This Intel Pin tool tracks at run time whether any syscalls are executed between a consecutive read from and write to the same register. It was used to evaluate syscall ABI expectations of common applications for our DSN'24 paper "System Call Interposition Without Compromise".
Intel Pin is a dynamic binary instrumentation (DBI) framework developed by Intel that enables creating custom analyses. More info at https://www.intel.com/content/www/us/en/developer/articles/tool/pin-a-dynamic-binary-instrumentation-tool.html.
Make sure intel pin is downloaded somewhere. You can get the latest release here: https://www.intel.com/content/www/us/en/developer/articles/tool/pin-a-dynamic-binary-instrumentation-tool.html
Then run make from the project root and specify the location of your PIN installation. Example:
make PIN_ROOT=/home/you/intelpin/pin-3.28-98749-g6643ecee5-gcc-linux/To run our Pin tool, execute the following:
$PIN_ROOT/pin -t /path/tosyscall_register_clobbering/obj-intel64/syscallregdeps.so -- <program name>The analysis output will be written to the pinout directory.
Each evaluated program has a corresponding pinatrace_<coreutil>.out file.
The pinatrace_<coreutil>.out file corresponding to each evaluated binary shows how many affected systemcalls.
For example:
1 affected syscalls out of 185 syscalls
For more information, there is a corresponding log_<coreutil>.out file for each affected binary, showing an instruction trace of each affected read in the binary.
For example, the relevant instructions that are generated when evaluating the coreutil cp are shown below with some annotations:
...
0x7f587e811dce: movq xmm0, r8
0x7f587e811dd3: push rbx
0x7f092d499dd4: punpcklqdq xmm0, xmm0 <--- Last write to xmm0
0x7f092d499dd8: mov rdx, qword ptr fs:[0x10]
0x7f092d499de1: lea rdi, ptr [rdx+0x2d0]
...
0x7f092d499e00: xor eax, eax
0x7f092d499e02: mov eax, 0xda
0x7f092d499e07: syscall <--- Syscall
0x7f092d499e09: mov dword ptr [rdx+0x2d0], eax
0x7f092d499e0f: lea rax, ptr [rdx+0x310]
...
0x7f092d499e4d: movups xmmword ptr [rdx+0x2d8], xmm1
0x7f092d499e54: syscall <--- Syscall
0x7f092d499e56: mov rax, qword ptr [rip+0x17163]
...
0x7f092d499e7e: movups xmmword ptr [rdx+0x2c0], xmm0 <--- Transgressing read from xmm0
To find which library/source code the transgressing instructions originate from, you can attach gdb to the Pintool, the instructions to do so are found here: https://software.intel.com/sites/landingpage/pintool/docs/98579/Pin/doc/html/index.html#APPDEBUG_UNIX. The Pintool will recognize it when a gdb instance is attached to it and will insert a breakpoint at every transgressing systemcall.

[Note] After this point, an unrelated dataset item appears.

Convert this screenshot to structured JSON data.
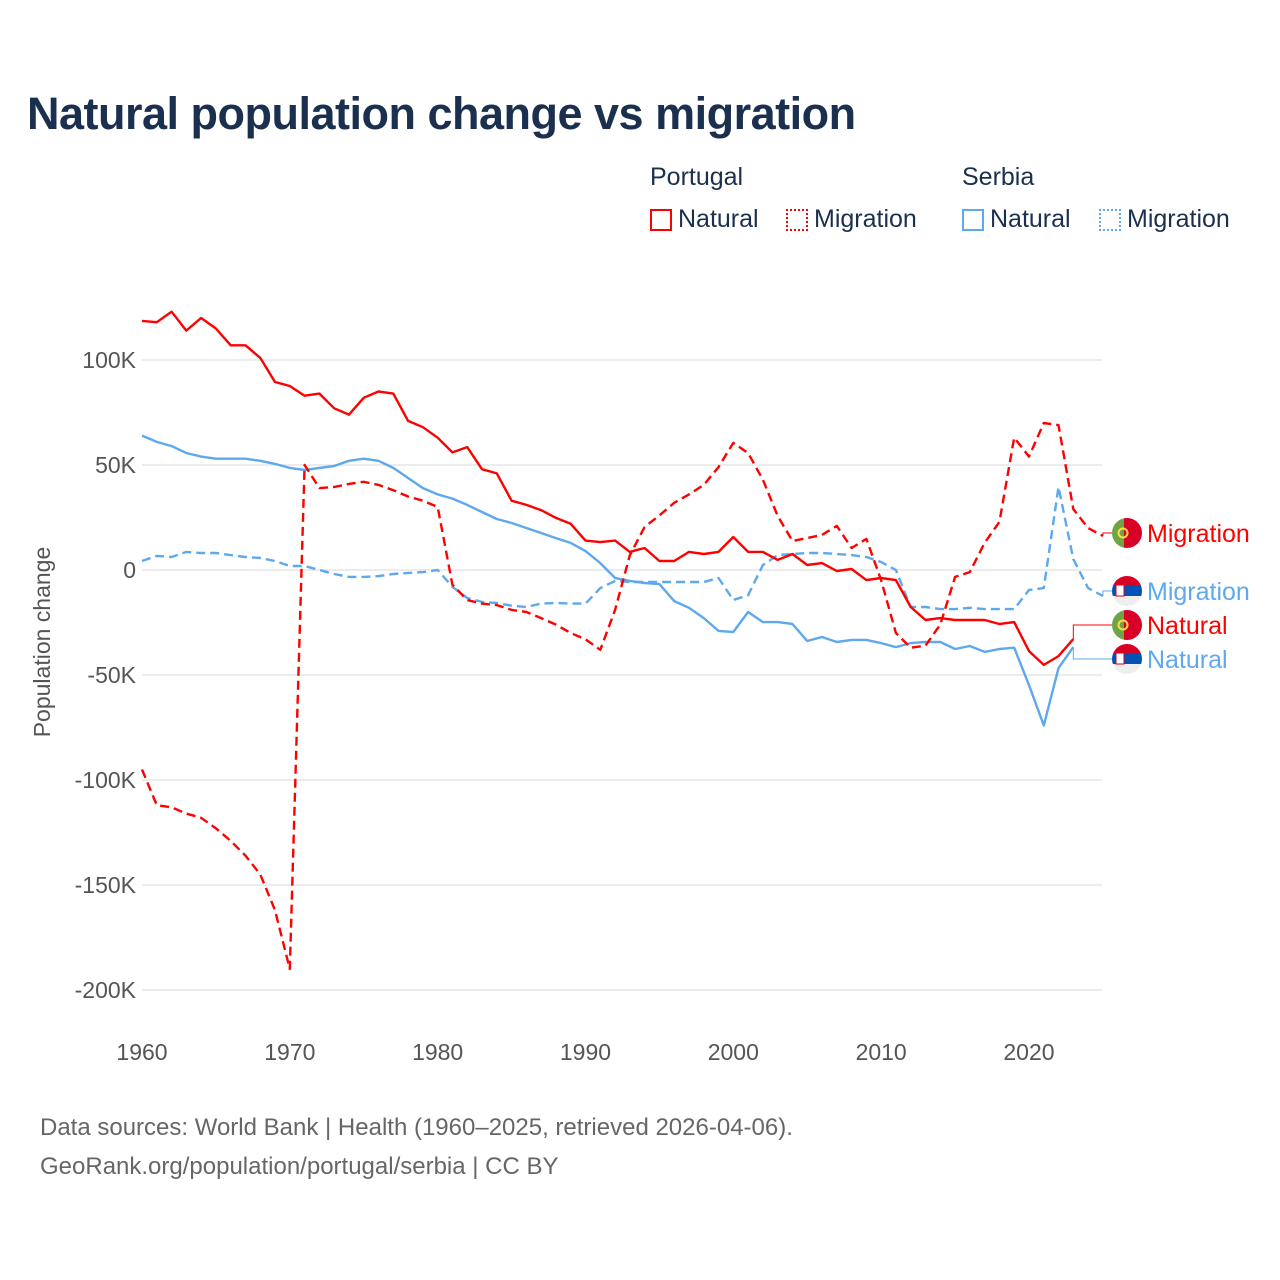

However, if the program uses few libraries it may be simpler to run ldd and go through the linked system libraries, objdumping them one by one, to find the corresponding code.
ldd /bin/ls
You can dissassemble the system libraries with, for example, objdump:
objdump -M intel -d /path/to/program <name>.asm
Once you know the context of where the flagged instructions are called, you can screen for false positives. For example:
- To verify a vector register was truly supposed to be preserved, the read and write instructions must hail from the same function without a function call in between, as these registers are not expected to be preserved across function calls.
- A common false positive arises when registers are preserved (read from and written to memory), for example, before a function call. Often all xmm or ymm registers will be preserved even when not all registers were used, which means the last write to some of these registers could have been a long time ago and irrelevant.